In 2005 the Palestinian Authority received $814 million in customs and taxes collected by Israel, plus $348 million in international aid and nearly $394 million from domestic revenues. Since the election of Hamas, two-thirds of the Palestinian Authority's income has been slashed due to Israel's withholding of taxes and the Quartet's aid embargo.
"These policies are having a huge impact, creating a social crisis that is hitting families in the Occupied Territories. Oxfam is calling on the Quartet to put pressure on Israel to release confiscated Palestinian Authority tax revenue and to handover all these Palestinian funds," said Hobbs.
Since 2006 poverty has shot up. Two thirds of Palestinians now live in poverty, a rise of 30 percent last year. The number of families unable to get enough food has risen by 14 percent. More than half of all Palestinians are now are 'food insecure', unable to meet their families' daily requirements without assistance. The health system is disintegrating.
Public servants, such as doctors, nurses, teachers and police officers, are worst hit. They haven't had a regular income since February 2006. Their poverty rate has risen from 35 percent in 2005 to 71 percent in 2006. According to the World Bank, public sector wage arrears stood at US$572 million by the end of October 2006.
In an effort to avoid a humanitarian crisis the EU increased its aid and set up a Temporary International Mechanism (TIM) to channel aid to the Occupied Palestinian Territories while by-passing the Hamas-led Palestinian Authority. The TIM gives support to some of the very needy but it fails to address the needs of the majority.

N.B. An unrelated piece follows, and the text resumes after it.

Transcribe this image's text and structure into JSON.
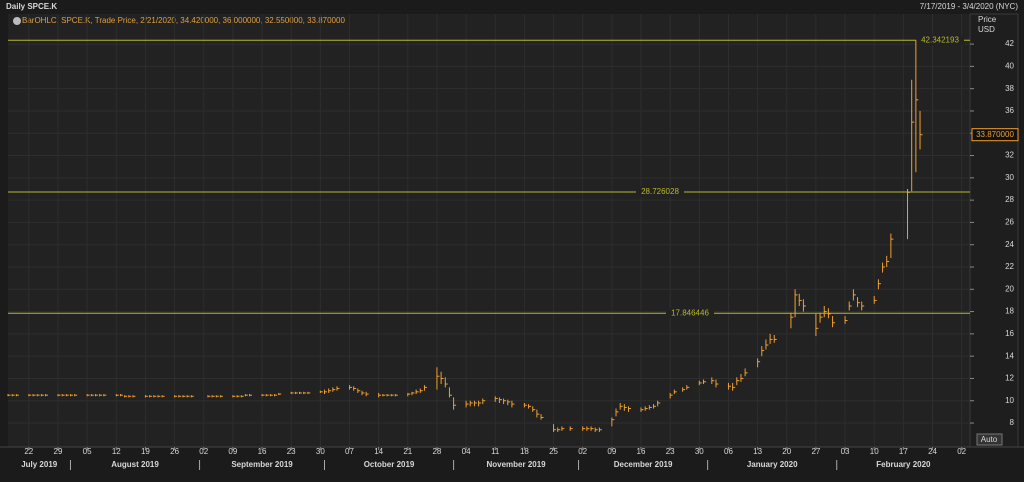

It undermines Palestinian structures, is ineffective and is causing divisions within Palestinian society.
Oxfam warned that this temporary measure risks becoming a permanent fixture and the Quartet's proposal to expand the mechanism would only hasten the decline of existing Palestinian structures best able to deliver basic services.
The Quartet's decision to withhold funds from the elected Authority has convinced many Palestinians that the Quartet is not genuinely committed to democracy in the Middle East.